The two greatest actors in cinema history, according to Hugh Jackman: “The best I’ve ever seen”

It’s going to be interesting to see how the next few movies starring Hugh Jackman do at the box office. There’s no doubt that he has the pulling power to make a film a success, but his next projects are either quite niche or have been done in other ways so many times that they risk falling by the wayside. 

Jackman had a pretty quiet 2025 by all accounts; he didn’t have any new films released, although he has finished the year off doing a 12-show residency in New York, where he’s performing all kinds of musical hits from his movies like The Greatest Showman and Les Misérables. 

The singing, in fact, has taken up most of his time over the past few years, with Jackman doing international one-man tours, and a look at the last five years shows he is remarkably choosy with the films he makes, with just last year’s Deadpool & Wolverine, 2022’s The Son and a thriller called Reminiscence that ironically nobody remembers standing as his only films in the 2020s. 

But then Jackman has pretty much done it all over the past two decades, from Marvel movies to tense dramas to cartoon voiceovers, in addition to all his work on the stage.

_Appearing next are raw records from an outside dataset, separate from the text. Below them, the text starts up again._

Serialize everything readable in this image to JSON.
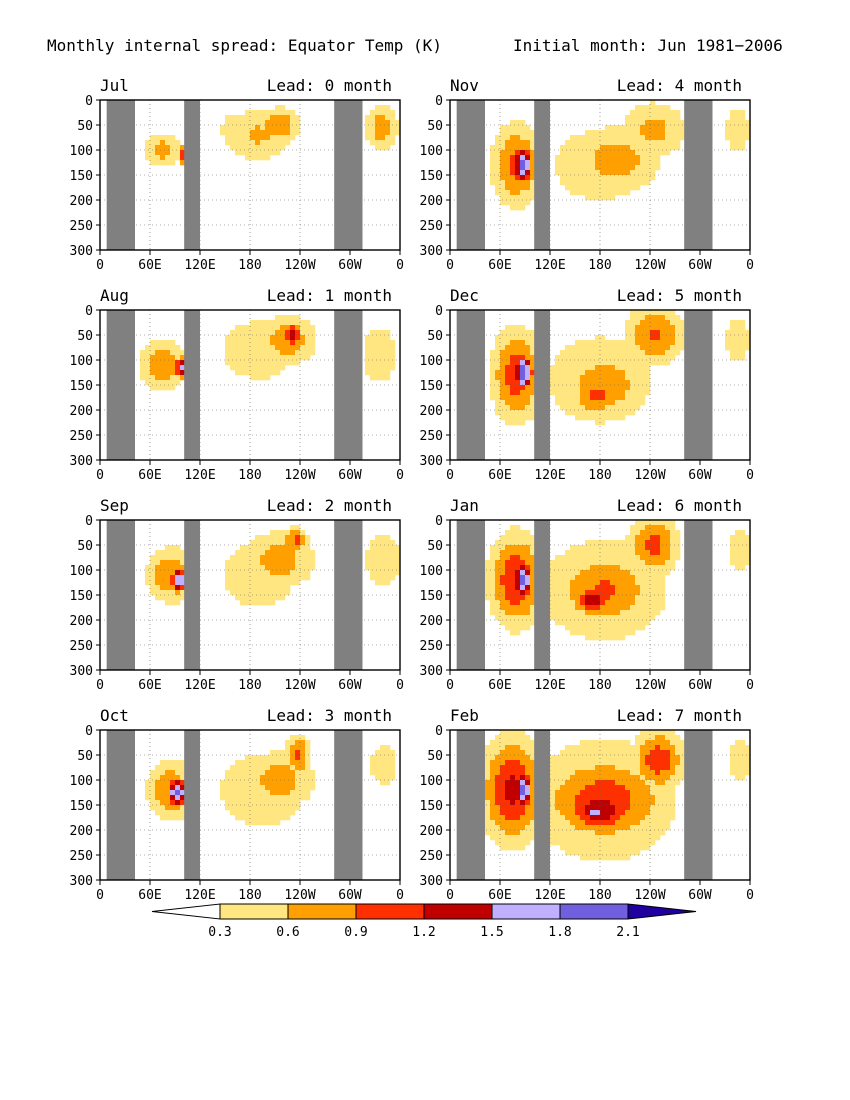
{
  "header": {
    "title": "Monthly internal spread: Equator Temp (K)",
    "initial_month": "Initial month: Jun 1981−2006"
  },
  "chart_data": {
    "type": "heatmap",
    "units": "K",
    "x_axis": {
      "ticks": [
        "0",
        "60E",
        "120E",
        "180",
        "120W",
        "60W",
        "0"
      ],
      "range_deg_east": [
        0,
        360
      ]
    },
    "y_axis": {
      "ticks": [
        "0",
        "50",
        "100",
        "150",
        "200",
        "250",
        "300"
      ],
      "range": [
        0,
        300
      ],
      "inverted": true
    },
    "grid": true,
    "land_mask_color": "#808080",
    "land_masks_deg_east": [
      [
        8,
        42
      ],
      [
        101,
        120
      ],
      [
        281,
        315
      ]
    ],
    "colorbar": {
      "levels": [
        "0.3",
        "0.6",
        "0.9",
        "1.2",
        "1.5",
        "1.8",
        "2.1"
      ],
      "colors": [
        "#ffffff",
        "#ffe680",
        "#ffa000",
        "#ff3000",
        "#c00000",
        "#c0b0ff",
        "#7060e0",
        "#2000a0"
      ],
      "extend": "both"
    },
    "panels": [
      {
        "month": "Jul",
        "lead_label": "Lead: 0 month",
        "lead": 0,
        "blobs": [
          {
            "lon": 75,
            "depth": 100,
            "rl": 24,
            "rd": 35,
            "v": 0.75
          },
          {
            "lon": 100,
            "depth": 110,
            "rl": 8,
            "rd": 18,
            "v": 1.25
          },
          {
            "lon": 190,
            "depth": 70,
            "rl": 45,
            "rd": 55,
            "v": 0.65
          },
          {
            "lon": 215,
            "depth": 50,
            "rl": 25,
            "rd": 35,
            "v": 0.9
          },
          {
            "lon": 158,
            "depth": 60,
            "rl": 18,
            "rd": 55,
            "v": 0.45
          },
          {
            "lon": 338,
            "depth": 55,
            "rl": 20,
            "rd": 45,
            "v": 0.8
          }
        ]
      },
      {
        "month": "Aug",
        "lead_label": "Lead: 1 month",
        "lead": 1,
        "blobs": [
          {
            "lon": 75,
            "depth": 110,
            "rl": 28,
            "rd": 50,
            "v": 0.9
          },
          {
            "lon": 98,
            "depth": 115,
            "rl": 8,
            "rd": 22,
            "v": 1.65
          },
          {
            "lon": 190,
            "depth": 80,
            "rl": 60,
            "rd": 80,
            "v": 0.5
          },
          {
            "lon": 225,
            "depth": 60,
            "rl": 35,
            "rd": 50,
            "v": 0.85
          },
          {
            "lon": 230,
            "depth": 50,
            "rl": 15,
            "rd": 25,
            "v": 1.3
          },
          {
            "lon": 335,
            "depth": 90,
            "rl": 25,
            "rd": 70,
            "v": 0.55
          }
        ]
      },
      {
        "month": "Sep",
        "lead_label": "Lead: 2 month",
        "lead": 2,
        "blobs": [
          {
            "lon": 85,
            "depth": 110,
            "rl": 28,
            "rd": 55,
            "v": 0.9
          },
          {
            "lon": 95,
            "depth": 120,
            "rl": 10,
            "rd": 25,
            "v": 1.9
          },
          {
            "lon": 190,
            "depth": 110,
            "rl": 60,
            "rd": 90,
            "v": 0.5
          },
          {
            "lon": 215,
            "depth": 80,
            "rl": 45,
            "rd": 60,
            "v": 0.75
          },
          {
            "lon": 235,
            "depth": 40,
            "rl": 15,
            "rd": 25,
            "v": 1.0
          },
          {
            "lon": 340,
            "depth": 80,
            "rl": 25,
            "rd": 60,
            "v": 0.6
          }
        ]
      },
      {
        "month": "Oct",
        "lead_label": "Lead: 3 month",
        "lead": 3,
        "blobs": [
          {
            "lon": 85,
            "depth": 120,
            "rl": 28,
            "rd": 60,
            "v": 0.9
          },
          {
            "lon": 93,
            "depth": 125,
            "rl": 12,
            "rd": 30,
            "v": 2.0
          },
          {
            "lon": 195,
            "depth": 120,
            "rl": 70,
            "rd": 100,
            "v": 0.5
          },
          {
            "lon": 215,
            "depth": 100,
            "rl": 45,
            "rd": 60,
            "v": 0.75
          },
          {
            "lon": 238,
            "depth": 50,
            "rl": 15,
            "rd": 40,
            "v": 1.0
          },
          {
            "lon": 340,
            "depth": 70,
            "rl": 20,
            "rd": 50,
            "v": 0.55
          }
        ]
      },
      {
        "month": "Nov",
        "lead_label": "Lead: 4 month",
        "lead": 4,
        "blobs": [
          {
            "lon": 80,
            "depth": 130,
            "rl": 30,
            "rd": 80,
            "v": 1.0
          },
          {
            "lon": 88,
            "depth": 130,
            "rl": 12,
            "rd": 35,
            "v": 2.1
          },
          {
            "lon": 180,
            "depth": 130,
            "rl": 70,
            "rd": 90,
            "v": 0.55
          },
          {
            "lon": 200,
            "depth": 120,
            "rl": 55,
            "rd": 70,
            "v": 0.75
          },
          {
            "lon": 245,
            "depth": 60,
            "rl": 40,
            "rd": 60,
            "v": 0.7
          },
          {
            "lon": 345,
            "depth": 60,
            "rl": 20,
            "rd": 60,
            "v": 0.5
          }
        ]
      },
      {
        "month": "Dec",
        "lead_label": "Lead: 5 month",
        "lead": 5,
        "blobs": [
          {
            "lon": 80,
            "depth": 130,
            "rl": 30,
            "rd": 90,
            "v": 1.1
          },
          {
            "lon": 88,
            "depth": 125,
            "rl": 12,
            "rd": 35,
            "v": 2.1
          },
          {
            "lon": 180,
            "depth": 140,
            "rl": 80,
            "rd": 110,
            "v": 0.55
          },
          {
            "lon": 185,
            "depth": 150,
            "rl": 55,
            "rd": 70,
            "v": 0.8
          },
          {
            "lon": 175,
            "depth": 170,
            "rl": 30,
            "rd": 40,
            "v": 1.0
          },
          {
            "lon": 245,
            "depth": 50,
            "rl": 35,
            "rd": 60,
            "v": 0.95
          },
          {
            "lon": 345,
            "depth": 60,
            "rl": 20,
            "rd": 60,
            "v": 0.5
          }
        ]
      },
      {
        "month": "Jan",
        "lead_label": "Lead: 6 month",
        "lead": 6,
        "blobs": [
          {
            "lon": 80,
            "depth": 120,
            "rl": 32,
            "rd": 90,
            "v": 1.2
          },
          {
            "lon": 88,
            "depth": 120,
            "rl": 12,
            "rd": 35,
            "v": 2.1
          },
          {
            "lon": 185,
            "depth": 140,
            "rl": 90,
            "rd": 120,
            "v": 0.6
          },
          {
            "lon": 185,
            "depth": 140,
            "rl": 60,
            "rd": 75,
            "v": 0.95
          },
          {
            "lon": 170,
            "depth": 160,
            "rl": 25,
            "rd": 30,
            "v": 1.35
          },
          {
            "lon": 245,
            "depth": 50,
            "rl": 30,
            "rd": 60,
            "v": 1.0
          },
          {
            "lon": 348,
            "depth": 60,
            "rl": 20,
            "rd": 60,
            "v": 0.5
          }
        ]
      },
      {
        "month": "Feb",
        "lead_label": "Lead: 7 month",
        "lead": 7,
        "blobs": [
          {
            "lon": 75,
            "depth": 120,
            "rl": 35,
            "rd": 100,
            "v": 1.3
          },
          {
            "lon": 88,
            "depth": 120,
            "rl": 12,
            "rd": 35,
            "v": 2.1
          },
          {
            "lon": 185,
            "depth": 140,
            "rl": 100,
            "rd": 140,
            "v": 0.65
          },
          {
            "lon": 185,
            "depth": 140,
            "rl": 75,
            "rd": 85,
            "v": 1.1
          },
          {
            "lon": 180,
            "depth": 160,
            "rl": 45,
            "rd": 45,
            "v": 1.4
          },
          {
            "lon": 175,
            "depth": 165,
            "rl": 20,
            "rd": 20,
            "v": 1.7
          },
          {
            "lon": 250,
            "depth": 60,
            "rl": 30,
            "rd": 60,
            "v": 1.1
          },
          {
            "lon": 348,
            "depth": 60,
            "rl": 20,
            "rd": 60,
            "v": 0.5
          }
        ]
      }
    ]
  }
}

He’s picked up an Emmy Award, a Grammy and two Tony’s thanks to his Broadway performance, leaving him just an Oscar away from joining just 21 people in history to complete the set, and he has had a nomination already back in 2014 for Les Mis. 

Jackman has shown on several occasions that there’s a powerful acting talent behind the showtunes, especially in films like 2013’s Prisoners, directed by Denis Villeneuve, and he appears, in terms of what he says to the press anyway, to be much more interested in what he can bring to performances than the fame that comes with it all.

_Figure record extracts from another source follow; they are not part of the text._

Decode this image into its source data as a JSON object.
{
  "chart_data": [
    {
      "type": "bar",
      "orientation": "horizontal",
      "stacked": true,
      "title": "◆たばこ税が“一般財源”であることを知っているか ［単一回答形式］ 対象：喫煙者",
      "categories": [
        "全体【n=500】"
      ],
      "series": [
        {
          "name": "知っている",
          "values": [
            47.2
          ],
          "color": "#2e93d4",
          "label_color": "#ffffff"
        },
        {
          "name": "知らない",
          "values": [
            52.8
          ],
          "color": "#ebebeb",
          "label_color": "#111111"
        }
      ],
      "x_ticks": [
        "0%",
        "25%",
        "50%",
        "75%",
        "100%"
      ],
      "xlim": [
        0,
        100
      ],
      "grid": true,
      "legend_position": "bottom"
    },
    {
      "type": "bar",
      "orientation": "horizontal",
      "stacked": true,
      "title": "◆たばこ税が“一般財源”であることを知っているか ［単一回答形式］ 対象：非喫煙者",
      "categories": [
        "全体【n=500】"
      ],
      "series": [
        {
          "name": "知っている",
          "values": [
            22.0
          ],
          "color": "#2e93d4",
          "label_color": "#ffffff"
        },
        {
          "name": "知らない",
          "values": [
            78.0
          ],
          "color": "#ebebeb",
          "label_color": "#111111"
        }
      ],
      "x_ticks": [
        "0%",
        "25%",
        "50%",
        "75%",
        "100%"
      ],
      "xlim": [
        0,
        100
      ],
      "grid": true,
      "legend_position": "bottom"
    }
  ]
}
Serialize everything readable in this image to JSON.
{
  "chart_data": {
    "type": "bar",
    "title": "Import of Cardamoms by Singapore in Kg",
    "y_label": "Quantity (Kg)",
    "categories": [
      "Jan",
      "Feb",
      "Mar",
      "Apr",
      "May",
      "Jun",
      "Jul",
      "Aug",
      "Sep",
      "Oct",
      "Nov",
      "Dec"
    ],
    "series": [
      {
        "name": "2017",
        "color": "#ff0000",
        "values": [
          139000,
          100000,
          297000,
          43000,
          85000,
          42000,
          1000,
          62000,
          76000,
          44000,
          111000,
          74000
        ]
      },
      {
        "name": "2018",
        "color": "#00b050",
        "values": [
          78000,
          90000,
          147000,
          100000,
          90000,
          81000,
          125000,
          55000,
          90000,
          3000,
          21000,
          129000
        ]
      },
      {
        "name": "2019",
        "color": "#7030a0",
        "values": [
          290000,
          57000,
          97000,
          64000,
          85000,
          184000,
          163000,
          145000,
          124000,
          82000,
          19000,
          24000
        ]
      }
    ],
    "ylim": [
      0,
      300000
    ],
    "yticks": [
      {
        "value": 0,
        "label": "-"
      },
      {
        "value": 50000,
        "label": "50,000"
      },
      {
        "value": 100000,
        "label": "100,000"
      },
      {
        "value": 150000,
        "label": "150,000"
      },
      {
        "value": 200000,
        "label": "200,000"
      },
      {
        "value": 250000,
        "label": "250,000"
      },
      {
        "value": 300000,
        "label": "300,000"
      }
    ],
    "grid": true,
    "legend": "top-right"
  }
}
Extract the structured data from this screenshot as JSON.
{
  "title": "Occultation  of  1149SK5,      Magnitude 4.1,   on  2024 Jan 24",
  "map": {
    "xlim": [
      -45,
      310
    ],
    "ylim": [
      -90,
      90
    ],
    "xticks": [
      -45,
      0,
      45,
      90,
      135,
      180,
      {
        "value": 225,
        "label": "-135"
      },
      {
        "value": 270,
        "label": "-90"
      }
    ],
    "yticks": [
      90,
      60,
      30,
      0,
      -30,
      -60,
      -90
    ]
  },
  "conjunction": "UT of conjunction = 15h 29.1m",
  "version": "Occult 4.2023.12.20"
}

He told Forbes about the actors that went before him that he looks up to, and in choosing Paul Newman, said, “No one had more movie star mega-wattage, but if you look at the parts he played, they were just great character pieces.”

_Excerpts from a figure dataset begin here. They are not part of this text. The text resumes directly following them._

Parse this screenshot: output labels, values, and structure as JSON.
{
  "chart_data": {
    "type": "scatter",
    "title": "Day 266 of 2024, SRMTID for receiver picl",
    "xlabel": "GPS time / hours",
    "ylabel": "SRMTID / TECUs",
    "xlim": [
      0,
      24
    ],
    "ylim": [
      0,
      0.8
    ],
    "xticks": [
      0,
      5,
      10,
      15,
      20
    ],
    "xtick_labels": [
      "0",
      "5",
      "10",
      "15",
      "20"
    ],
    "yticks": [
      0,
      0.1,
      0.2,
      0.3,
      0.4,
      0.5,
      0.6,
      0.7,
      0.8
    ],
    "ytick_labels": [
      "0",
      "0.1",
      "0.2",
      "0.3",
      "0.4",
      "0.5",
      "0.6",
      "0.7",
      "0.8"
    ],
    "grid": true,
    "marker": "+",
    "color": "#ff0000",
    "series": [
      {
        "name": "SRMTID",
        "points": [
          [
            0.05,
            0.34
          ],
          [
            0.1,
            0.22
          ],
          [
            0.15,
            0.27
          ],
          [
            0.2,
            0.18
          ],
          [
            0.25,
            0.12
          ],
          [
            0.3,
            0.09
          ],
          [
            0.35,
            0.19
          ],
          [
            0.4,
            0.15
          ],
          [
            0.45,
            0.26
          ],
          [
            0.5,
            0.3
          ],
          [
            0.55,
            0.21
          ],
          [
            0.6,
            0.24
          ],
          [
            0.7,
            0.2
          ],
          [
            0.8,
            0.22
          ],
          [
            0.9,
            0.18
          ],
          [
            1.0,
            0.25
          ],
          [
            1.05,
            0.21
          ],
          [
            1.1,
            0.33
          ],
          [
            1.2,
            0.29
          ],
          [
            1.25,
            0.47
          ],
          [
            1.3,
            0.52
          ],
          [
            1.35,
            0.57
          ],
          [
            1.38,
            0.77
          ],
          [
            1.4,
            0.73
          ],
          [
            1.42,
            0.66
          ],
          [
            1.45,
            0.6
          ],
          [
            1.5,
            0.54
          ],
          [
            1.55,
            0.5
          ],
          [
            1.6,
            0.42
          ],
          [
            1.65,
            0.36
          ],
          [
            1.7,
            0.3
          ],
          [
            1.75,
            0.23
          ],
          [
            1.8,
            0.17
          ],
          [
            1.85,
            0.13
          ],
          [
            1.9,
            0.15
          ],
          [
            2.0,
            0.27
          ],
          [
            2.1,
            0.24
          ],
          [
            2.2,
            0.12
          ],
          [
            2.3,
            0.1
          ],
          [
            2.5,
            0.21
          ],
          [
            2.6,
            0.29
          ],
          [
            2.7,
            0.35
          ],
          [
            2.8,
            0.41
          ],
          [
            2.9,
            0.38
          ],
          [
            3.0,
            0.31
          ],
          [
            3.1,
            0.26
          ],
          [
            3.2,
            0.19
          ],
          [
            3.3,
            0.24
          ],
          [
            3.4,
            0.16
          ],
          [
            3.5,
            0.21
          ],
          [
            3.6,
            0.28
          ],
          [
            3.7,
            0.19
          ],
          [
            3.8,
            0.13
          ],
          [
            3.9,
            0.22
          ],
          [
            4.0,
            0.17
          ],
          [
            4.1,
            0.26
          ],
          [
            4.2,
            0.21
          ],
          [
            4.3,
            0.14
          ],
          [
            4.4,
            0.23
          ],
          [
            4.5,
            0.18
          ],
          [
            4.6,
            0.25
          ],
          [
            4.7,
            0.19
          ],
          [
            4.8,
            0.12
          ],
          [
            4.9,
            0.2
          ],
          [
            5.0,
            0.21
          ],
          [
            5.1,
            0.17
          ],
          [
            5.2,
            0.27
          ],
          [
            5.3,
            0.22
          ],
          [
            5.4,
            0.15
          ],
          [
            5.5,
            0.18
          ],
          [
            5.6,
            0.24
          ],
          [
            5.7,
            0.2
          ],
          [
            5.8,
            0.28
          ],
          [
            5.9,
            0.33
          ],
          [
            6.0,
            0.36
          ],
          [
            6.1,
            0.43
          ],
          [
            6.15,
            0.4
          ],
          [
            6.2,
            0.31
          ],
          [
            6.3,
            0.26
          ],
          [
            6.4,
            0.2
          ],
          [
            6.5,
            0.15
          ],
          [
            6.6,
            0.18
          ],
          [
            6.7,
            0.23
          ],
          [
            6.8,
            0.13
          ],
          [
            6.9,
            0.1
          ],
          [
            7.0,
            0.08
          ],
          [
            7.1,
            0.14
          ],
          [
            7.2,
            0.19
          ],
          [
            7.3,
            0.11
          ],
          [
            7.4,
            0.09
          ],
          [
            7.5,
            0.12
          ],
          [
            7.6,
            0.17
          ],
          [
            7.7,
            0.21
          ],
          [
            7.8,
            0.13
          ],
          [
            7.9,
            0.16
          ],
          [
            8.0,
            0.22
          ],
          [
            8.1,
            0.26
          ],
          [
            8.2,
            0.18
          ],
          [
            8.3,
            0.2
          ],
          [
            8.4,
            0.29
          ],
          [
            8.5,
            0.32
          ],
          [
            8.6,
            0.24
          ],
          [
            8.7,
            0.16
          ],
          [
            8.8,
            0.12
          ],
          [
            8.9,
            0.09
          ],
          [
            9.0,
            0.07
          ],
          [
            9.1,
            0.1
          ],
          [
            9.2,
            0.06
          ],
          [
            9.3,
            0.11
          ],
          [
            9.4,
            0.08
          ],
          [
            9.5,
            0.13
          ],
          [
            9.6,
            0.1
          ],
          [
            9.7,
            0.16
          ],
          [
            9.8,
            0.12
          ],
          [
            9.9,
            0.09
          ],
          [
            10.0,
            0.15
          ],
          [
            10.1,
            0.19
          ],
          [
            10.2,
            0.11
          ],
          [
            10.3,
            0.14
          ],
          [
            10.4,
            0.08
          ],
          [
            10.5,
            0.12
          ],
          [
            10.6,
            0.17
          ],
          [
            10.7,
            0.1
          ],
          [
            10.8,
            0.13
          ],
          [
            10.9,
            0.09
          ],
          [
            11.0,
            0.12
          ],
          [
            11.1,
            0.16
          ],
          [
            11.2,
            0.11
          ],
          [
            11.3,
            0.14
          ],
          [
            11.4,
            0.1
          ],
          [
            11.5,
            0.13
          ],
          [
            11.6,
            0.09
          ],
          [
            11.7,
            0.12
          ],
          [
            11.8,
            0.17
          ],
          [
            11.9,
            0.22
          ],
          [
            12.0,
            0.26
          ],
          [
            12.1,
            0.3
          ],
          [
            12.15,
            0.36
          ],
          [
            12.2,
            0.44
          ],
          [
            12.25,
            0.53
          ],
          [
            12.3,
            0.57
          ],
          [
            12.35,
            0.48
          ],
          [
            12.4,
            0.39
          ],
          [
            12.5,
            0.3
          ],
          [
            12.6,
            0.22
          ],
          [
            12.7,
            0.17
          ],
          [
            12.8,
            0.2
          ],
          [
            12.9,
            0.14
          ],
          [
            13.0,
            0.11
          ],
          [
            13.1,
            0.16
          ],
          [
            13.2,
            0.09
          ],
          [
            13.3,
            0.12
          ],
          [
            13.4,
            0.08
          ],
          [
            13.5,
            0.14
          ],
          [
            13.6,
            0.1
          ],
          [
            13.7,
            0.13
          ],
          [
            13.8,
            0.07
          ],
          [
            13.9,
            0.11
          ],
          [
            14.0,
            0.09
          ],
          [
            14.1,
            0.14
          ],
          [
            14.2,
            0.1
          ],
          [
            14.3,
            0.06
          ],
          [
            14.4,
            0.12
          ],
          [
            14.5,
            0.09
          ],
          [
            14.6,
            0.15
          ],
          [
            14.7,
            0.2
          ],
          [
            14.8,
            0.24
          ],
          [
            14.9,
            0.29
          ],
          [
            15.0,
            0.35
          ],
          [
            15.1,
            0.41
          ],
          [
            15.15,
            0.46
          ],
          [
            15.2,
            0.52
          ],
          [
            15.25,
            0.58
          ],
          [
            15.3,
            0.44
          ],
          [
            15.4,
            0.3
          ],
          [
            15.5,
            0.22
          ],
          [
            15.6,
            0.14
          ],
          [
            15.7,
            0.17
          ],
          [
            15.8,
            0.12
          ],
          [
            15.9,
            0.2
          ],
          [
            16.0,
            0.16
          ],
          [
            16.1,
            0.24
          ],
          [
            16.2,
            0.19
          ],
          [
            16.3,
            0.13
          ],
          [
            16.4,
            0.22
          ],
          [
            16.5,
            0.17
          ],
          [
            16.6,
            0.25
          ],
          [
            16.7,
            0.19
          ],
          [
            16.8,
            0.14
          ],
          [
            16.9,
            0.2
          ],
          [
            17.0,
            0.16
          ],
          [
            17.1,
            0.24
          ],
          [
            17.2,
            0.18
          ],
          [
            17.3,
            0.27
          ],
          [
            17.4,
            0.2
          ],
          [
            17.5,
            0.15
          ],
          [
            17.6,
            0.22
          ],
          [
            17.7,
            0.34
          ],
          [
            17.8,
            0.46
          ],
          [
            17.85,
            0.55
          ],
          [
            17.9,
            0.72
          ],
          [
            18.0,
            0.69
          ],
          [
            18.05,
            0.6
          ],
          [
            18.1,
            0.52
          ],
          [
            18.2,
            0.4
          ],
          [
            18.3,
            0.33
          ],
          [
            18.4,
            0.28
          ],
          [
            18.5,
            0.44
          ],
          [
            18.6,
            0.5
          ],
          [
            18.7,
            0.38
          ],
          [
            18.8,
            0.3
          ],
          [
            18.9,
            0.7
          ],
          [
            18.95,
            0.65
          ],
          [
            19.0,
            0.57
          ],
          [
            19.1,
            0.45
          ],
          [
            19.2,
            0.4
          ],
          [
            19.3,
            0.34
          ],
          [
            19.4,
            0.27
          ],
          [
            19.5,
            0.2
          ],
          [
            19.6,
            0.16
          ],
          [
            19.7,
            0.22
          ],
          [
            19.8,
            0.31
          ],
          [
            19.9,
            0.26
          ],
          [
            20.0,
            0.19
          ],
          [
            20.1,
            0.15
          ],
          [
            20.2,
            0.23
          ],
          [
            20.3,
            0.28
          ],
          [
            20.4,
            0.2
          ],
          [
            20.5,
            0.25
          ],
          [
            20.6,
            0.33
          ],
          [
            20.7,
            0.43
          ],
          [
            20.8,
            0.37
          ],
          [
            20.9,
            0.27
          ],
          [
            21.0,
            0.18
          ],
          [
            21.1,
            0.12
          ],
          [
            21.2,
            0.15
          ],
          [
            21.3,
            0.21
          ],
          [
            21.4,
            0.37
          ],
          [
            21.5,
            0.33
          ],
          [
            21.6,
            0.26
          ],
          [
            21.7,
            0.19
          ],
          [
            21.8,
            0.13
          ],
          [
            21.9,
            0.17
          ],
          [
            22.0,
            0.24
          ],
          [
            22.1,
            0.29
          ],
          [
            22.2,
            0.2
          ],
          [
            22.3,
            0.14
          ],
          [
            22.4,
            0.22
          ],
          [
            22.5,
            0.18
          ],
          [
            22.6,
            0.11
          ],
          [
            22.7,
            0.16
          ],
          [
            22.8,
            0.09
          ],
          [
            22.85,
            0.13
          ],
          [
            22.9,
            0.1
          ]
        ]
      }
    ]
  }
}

Another legendary actor he picked out was classic movie tough guy Burt Lancaster, star of The Killers and From Here to Eternity, with Jackman adding, “For me, he was always surprising, bold in his choices. Some of his drunk acting was the best I’ve ever seen.”

Lancaster was a four-time Academy Award nominee, winning one, and is regularly listed as one of the finest male actors in cinema history, while Newman also won an Oscar and was nominated for one in five different decades. 

Jackman’s next two major roles are firstly in the Neil Diamond-inspired Song Sung Blue, which is out right at the start of 2026 and co-stars Kate Hudson as a pair of Diamond tribute singers journeying across America. He’ll follow that up with yet another Robin Hood film, this time one called The Death of Robin Hood

Now, while the well of inspiration provided Nottingham’s favourite resident is surely close to drying up by now, this one does at least feature a high-quality cast; alongside Jackman will be Bill Skarsgard and always-ace Jodie Comer, so that bodes well, and it’s directed by Michael Sarnoski, who did Pig starring Nicolas Cage, which is another tick in a box.

Jackman also plays the lead role in the upcoming live-action comedy The Sheep Detectives alongside Emma Thompson, playing a shepherd who reads his flock murder mysteries and then gets found dead, leading his sheep to try to work out who did it. No, that isn’t a joke.